Helping people to visualise how they use an item is another great way to sell  - this is where your creative "out of the box" thinking comes into play.  For example, a lovely old trunk or suitcase makes great storage in a bedroom for winter clothes or bedding; a fun place to store toys and games; a coffee table; somewhere to put DVDs.  It could be painted, decoupaged or just left as it is. By offering these options, you create a picture in the buyer's mind of a use and place for an object that they like.  Multi-purpose and functional objects are popular at the moment.  Old crates that can be used for shelving and storage; pieces of furniture that are adaptable - an old tea trolley that can be painted and used as a TV stand; a pretty washstand that could be used as a desk or dressing table; vintage suitcases stacked up for storing clothes.  Interior magazines are styled with lots of great ideas for using vintage and antique items.  You can even use these articles as part of your display - people like to recreate looks they have seen.  Versatility and practicality particularly for those on limited budgets are great selling points.  Recessions force people to think more carefully about spending money so items that are useful and beautiful, score highly.

Payment at fairs is usually in cash and cash is still King in the antiques and vintage business, unlike many others.  You will be amazed at the rolls of £50 notes that appear from pockets and wallets!  Sometimes people will offer you a cheque, but these are no longer guaranteed with a cheque card. So, it is purely down to your judgement and trust in a buyer, if you decide to accept this form of payment.   Most people do not carry large wads of cash around to pay for big items.  When I take a cheque, I ask for their address and telephone number on the back of the cheque in case there is a problem.  You should look at the cheque carefully, particularly check the signature against another form of ID.

There are now free apps available for I-pads and I-phones and possibly other smartphones, that facilitate credit/debit card payments.  If you sell expensive items, or don't like handling large amounts of cash, it might be worth investigating this as an alternative.  Bear in mind you will probably pay a commission of a few % on each transaction.  But it does look professional at the bigger fairs and festivals to be able to take a card payment.  You can hire chip and pin terminals, usually on a contract basis but it might be costly to do so.  It would be unusual at a local fair for anyone to expect to pay by card.  Make sure you have plenty of change available - it looks very amateurish if you cannot change notes or offer change.

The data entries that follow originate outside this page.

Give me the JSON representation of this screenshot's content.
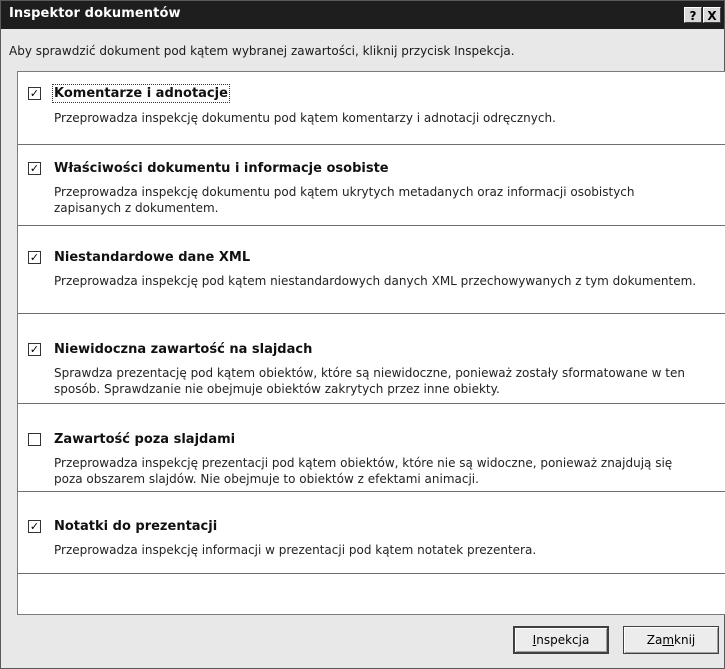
{
  "window": {
    "title": "Inspektor dokumentów",
    "help_label": "?",
    "close_label": "X"
  },
  "instruction": "Aby sprawdzić dokument pod kątem wybranej zawartości, kliknij przycisk Inspekcja.",
  "items": [
    {
      "checked": true,
      "mark": "✓",
      "title": "Komentarze i adnotacje",
      "description": "Przeprowadza inspekcję dokumentu pod kątem komentarzy i adnotacji odręcznych."
    },
    {
      "checked": true,
      "mark": "✓",
      "title": "Właściwości dokumentu i informacje osobiste",
      "description": "Przeprowadza inspekcję dokumentu pod kątem ukrytych metadanych oraz informacji osobistych zapisanych z dokumentem."
    },
    {
      "checked": true,
      "mark": "✓",
      "title": "Niestandardowe dane XML",
      "description": "Przeprowadza inspekcję pod kątem niestandardowych danych XML przechowywanych z tym dokumentem."
    },
    {
      "checked": true,
      "mark": "✓",
      "title": "Niewidoczna zawartość na slajdach",
      "description": "Sprawdza prezentację pod kątem obiektów, które są niewidoczne, ponieważ zostały sformatowane w ten sposób. Sprawdzanie nie obejmuje obiektów zakrytych przez inne obiekty."
    },
    {
      "checked": false,
      "mark": "",
      "title": "Zawartość poza slajdami",
      "description": "Przeprowadza inspekcję prezentacji pod kątem obiektów, które nie są widoczne, ponieważ znajdują się poza obszarem slajdów. Nie obejmuje to obiektów z efektami animacji."
    },
    {
      "checked": true,
      "mark": "✓",
      "title": "Notatki do prezentacji",
      "description": "Przeprowadza inspekcję informacji w prezentacji pod kątem notatek prezentera."
    }
  ],
  "buttons": {
    "inspect_first": "I",
    "inspect_rest": "nspekcja",
    "close_pre": "Za",
    "close_mnemonic": "m",
    "close_post": "knij"
  }
}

One final thing, occasionally someone will come back and want to return an item.  If the item is not as described, then you are obliged to refund their money.  This is why it is important to point out any damage on labels (A/F is the trade term for items that are As Found ie have a fault). Trade markets tend to work a bit differently - very much the buyer beware!  If someone is just not happy with an item or has had a change of heart, it is tricky.  For the sake of goodwill, I would refund them and take the item back, however annoying that might be, unless the item has been damaged or spoilt by them.

I hope that these tips and techniques will help you to build up a confident sales style and approach.  In my next chapter, I will talk about how you might expand and upscale your business.